Noel Monks was a war reporter working for the London Daily Express newspaper and was the first reporter to reach Guernica after the bombing. This is what he wrote.
“I was the first correspondent to reach Guernica, and was immediately pressed into service by some Basque soldiers collecting charred bodies that the flames had passed over. Some of the soldiers were sobbing like children. There were flames and smoke and grit, and the smell of burning human flesh was nauseating. Houses were collapsing into the inferno. In the Plaza, surrounded almost by a wall of fire, were about a hundred refugees. They were wailing and weeping and rocking to and fro. One middle-aged man spoke English.

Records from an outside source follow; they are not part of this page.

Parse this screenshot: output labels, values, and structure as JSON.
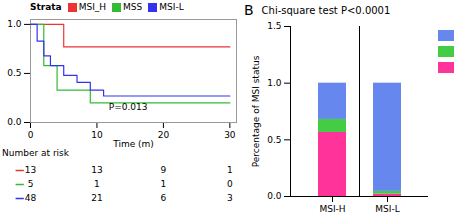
{
  "chart_data": [
    {
      "type": "step",
      "xlabel": "Time (m)",
      "legend_title": "Strata",
      "legend": "top",
      "annotations": [
        "P=0.013"
      ],
      "xlim": [
        0,
        31
      ],
      "ylim": [
        0,
        1.05
      ],
      "xticks": [
        0,
        10,
        20,
        30
      ],
      "yticks": [
        {
          "value": 0.0,
          "label": "0.0"
        },
        {
          "value": 0.5,
          "label": "0.5"
        },
        {
          "value": 1.0,
          "label": "1.0"
        }
      ],
      "series": [
        {
          "name": "MSI_H",
          "color": "#EE3333",
          "x": [
            0,
            5,
            5,
            30
          ],
          "values": [
            1.0,
            1.0,
            0.77,
            0.77
          ]
        },
        {
          "name": "MSS",
          "color": "#33BB33",
          "x": [
            0,
            2,
            2,
            4,
            4,
            9,
            9,
            30
          ],
          "values": [
            1.0,
            1.0,
            0.58,
            0.58,
            0.33,
            0.33,
            0.2,
            0.2
          ]
        },
        {
          "name": "MSI-L",
          "color": "#3333EE",
          "x": [
            0,
            1,
            1,
            2,
            2,
            3,
            3,
            5,
            5,
            7,
            7,
            9,
            9,
            11,
            11,
            30
          ],
          "values": [
            1.0,
            1.0,
            0.83,
            0.83,
            0.68,
            0.68,
            0.58,
            0.58,
            0.48,
            0.48,
            0.41,
            0.41,
            0.33,
            0.33,
            0.27,
            0.27
          ]
        }
      ]
    },
    {
      "type": "table",
      "title": "Number at risk",
      "xlim": [
        0,
        31
      ],
      "x": [
        0,
        10,
        20,
        30
      ],
      "series": [
        {
          "color": "#EE3333",
          "values": [
            13,
            13,
            9,
            1
          ]
        },
        {
          "color": "#33BB33",
          "values": [
            5,
            1,
            1,
            0
          ]
        },
        {
          "color": "#3333EE",
          "values": [
            48,
            21,
            6,
            3
          ]
        }
      ]
    },
    {
      "type": "bar",
      "title": "Chi-square test P<0.0001",
      "ylabel": "Percentage of MSI status",
      "annotations": [
        "B"
      ],
      "stacked": true,
      "legend": "right",
      "categories": [
        "MSI-H",
        "MSI-L"
      ],
      "ylim": [
        0,
        1.5
      ],
      "yticks": [
        {
          "value": 0.0,
          "label": "0.0"
        },
        {
          "value": 0.5,
          "label": "0.5"
        },
        {
          "value": 1.0,
          "label": "1.0"
        },
        {
          "value": 1.5,
          "label": "1.5"
        }
      ],
      "series": [
        {
          "color": "#FF3399",
          "values": [
            0.565,
            0.02
          ]
        },
        {
          "color": "#44CC44",
          "values": [
            0.115,
            0.025
          ]
        },
        {
          "color": "#6688EE",
          "values": [
            0.32,
            0.955
          ]
        }
      ]
    }
  ]
}
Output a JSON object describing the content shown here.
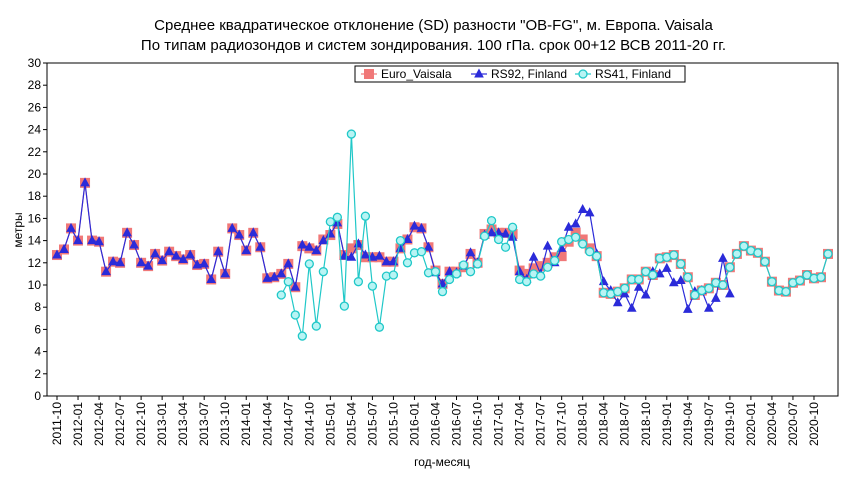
{
  "chart_data": {
    "type": "line",
    "title": "Среднее квадратическое отклонение (SD) разности \"OB-FG\", м. Европа. Vaisala",
    "subtitle": "По типам радиозондов и систем зондирования. 100 гПа. срок 00+12 ВСВ 2011-20 гг.",
    "xlabel": "год-месяц",
    "ylabel": "метры",
    "ylim": [
      0,
      30
    ],
    "yticks": [
      0,
      2,
      4,
      6,
      8,
      10,
      12,
      14,
      16,
      18,
      20,
      22,
      24,
      26,
      28,
      30
    ],
    "grid": true,
    "legend_position": "top-right",
    "x_start": "2011-10",
    "x_tick_labels": [
      "2011-10",
      "2012-01",
      "2012-04",
      "2012-07",
      "2012-10",
      "2013-01",
      "2013-04",
      "2013-07",
      "2013-10",
      "2014-01",
      "2014-04",
      "2014-07",
      "2014-10",
      "2015-01",
      "2015-04",
      "2015-07",
      "2015-10",
      "2016-01",
      "2016-04",
      "2016-07",
      "2016-10",
      "2017-01",
      "2017-04",
      "2017-07",
      "2017-10",
      "2018-01",
      "2018-04",
      "2018-07",
      "2018-10",
      "2019-01",
      "2019-04",
      "2019-07",
      "2019-10",
      "2020-01",
      "2020-04",
      "2020-07",
      "2020-10"
    ],
    "series": [
      {
        "name": "Euro_Vaisala",
        "color": "#f07878",
        "marker": "square",
        "values": [
          12.7,
          13.2,
          15.1,
          14.0,
          19.2,
          14.0,
          13.9,
          11.2,
          12.1,
          12.0,
          14.7,
          13.6,
          12.0,
          11.7,
          12.8,
          12.2,
          13.0,
          12.6,
          12.3,
          12.7,
          11.8,
          11.9,
          10.5,
          13.0,
          11.0,
          15.1,
          14.5,
          13.1,
          14.7,
          13.4,
          10.6,
          10.7,
          11.0,
          11.9,
          9.8,
          13.5,
          13.3,
          13.1,
          14.1,
          14.5,
          15.5,
          12.7,
          13.3,
          13.6,
          12.5,
          12.5,
          12.5,
          12.1,
          12.1,
          13.3,
          14.1,
          15.2,
          15.1,
          13.4,
          11.3,
          10.1,
          11.2,
          11.2,
          11.6,
          12.8,
          12.0,
          14.6,
          15.0,
          14.7,
          14.7,
          14.6,
          11.3,
          11.0,
          11.5,
          11.7,
          12.0,
          12.5,
          12.6,
          13.9,
          14.7,
          14.1,
          13.3,
          12.6,
          9.3,
          9.2,
          9.4,
          9.7,
          10.5,
          10.5,
          11.2,
          10.9,
          12.4,
          12.5,
          12.7,
          11.9,
          10.7,
          9.1,
          9.5,
          9.7,
          10.2,
          10.0,
          11.6,
          12.8,
          13.5,
          13.1,
          12.9,
          12.1,
          10.3,
          9.5,
          9.4,
          10.2,
          10.4,
          10.9,
          10.6,
          10.7,
          12.8
        ]
      },
      {
        "name": "RS92, Finland",
        "color": "#2b2bd9",
        "marker": "triangle",
        "values": [
          12.7,
          13.2,
          15.1,
          14.0,
          19.2,
          14.0,
          13.9,
          11.2,
          12.1,
          12.0,
          14.7,
          13.6,
          12.0,
          11.7,
          12.8,
          12.2,
          13.0,
          12.6,
          12.3,
          12.7,
          11.8,
          11.9,
          10.5,
          13.0,
          11.0,
          15.1,
          14.5,
          13.1,
          14.7,
          13.4,
          10.6,
          10.7,
          11.0,
          11.9,
          9.8,
          13.6,
          13.4,
          13.1,
          14.0,
          14.6,
          15.6,
          12.6,
          12.5,
          13.7,
          12.7,
          12.5,
          12.6,
          12.1,
          12.1,
          13.3,
          14.1,
          15.3,
          15.1,
          13.4,
          11.1,
          10.1,
          11.2,
          11.1,
          11.7,
          12.9,
          12.0,
          14.5,
          14.7,
          14.7,
          14.6,
          14.3,
          11.2,
          10.5,
          12.5,
          11.0,
          13.5,
          12.0,
          13.3,
          15.2,
          15.5,
          16.8,
          16.5,
          12.8,
          10.3,
          9.5,
          8.4,
          9.2,
          7.9,
          9.8,
          9.1,
          11.2,
          11.0,
          11.5,
          10.2,
          10.4,
          7.8,
          9.4,
          9.5,
          7.9,
          8.8,
          12.4,
          9.2
        ]
      },
      {
        "name": "RS41, Finland",
        "color": "#20c8c8",
        "marker": "circle",
        "values": [
          null,
          null,
          null,
          null,
          null,
          null,
          null,
          null,
          null,
          null,
          null,
          null,
          null,
          null,
          null,
          null,
          null,
          null,
          null,
          null,
          null,
          null,
          null,
          null,
          null,
          null,
          null,
          null,
          null,
          null,
          null,
          null,
          9.1,
          10.3,
          7.3,
          5.4,
          11.9,
          6.3,
          11.2,
          15.7,
          16.1,
          8.1,
          23.6,
          10.3,
          16.2,
          9.9,
          6.2,
          10.8,
          10.9,
          14.0,
          12.0,
          12.9,
          13.0,
          11.1,
          11.2,
          9.4,
          10.5,
          11.0,
          11.8,
          11.2,
          11.9,
          14.4,
          15.8,
          14.1,
          13.4,
          15.2,
          10.5,
          10.3,
          11.0,
          10.8,
          11.6,
          12.2,
          13.9,
          14.1,
          14.3,
          13.7,
          13.0,
          12.6,
          9.3,
          9.2,
          9.4,
          9.7,
          10.5,
          10.5,
          11.2,
          10.9,
          12.4,
          12.5,
          12.7,
          11.9,
          10.7,
          9.1,
          9.5,
          9.7,
          10.2,
          10.0,
          11.6,
          12.8,
          13.5,
          13.1,
          12.9,
          12.1,
          10.3,
          9.5,
          9.4,
          10.2,
          10.4,
          10.9,
          10.6,
          10.7,
          12.8
        ]
      }
    ]
  }
}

He told me: ‘At four, before the market closed, many aeroplanes came. They dropped bombs. Some came low and shot bullets into the streets”.The only things left standing were a church, a sacred Tree – symbol of the Basque people -and, just outside the town, a small munitions factory. There hadn’t been a single anti-aircraft gun in the town.”
Pablo Picasso painted Guernica in June 1937 little more than a month after the town was destroyed. He was living and working in Paris where the painting was first displayed; when the Nazi’s invaded France and took control of Paris, he stayed and sent the painting to America. There is a story that his studio was searched by the Nazis and their commander waved a photo of the painting at him, demanding to know if he had painted it. “Did you do this?” he said and Picasso replied “No, you did.”
Picasso swore the painting would not return to Spain until Franco’s rule was over. It is now in a museum in Madrid. It is regarded by many people as one of the most moving and powerful anti-war paintings in history, and is one of Picasso’s best known works.
Picasso worked on the enormous painting for 35 days. Standing at 3.49 meters tall and 7.76 meters wide, the painting shows the suffering of people and animals wrenched by violence and chaos. Prominent in the composition are a gored horse and a bull – animals which Picasso often used to symbolise Spain – screaming women and flames. He deliberately did not use colour.
It was exhibited in the International Paris Exhibition in 1937 in the Spanish Pavilion with an equally enormous photograph of Republican soldiers and the slogan:
“We are fighting for the essential unity of Spain.
We are fighting for the integrity of Spanish soil.
We are fighting for the independence of our country and for the right of the Spanish people to determine their own destiny.”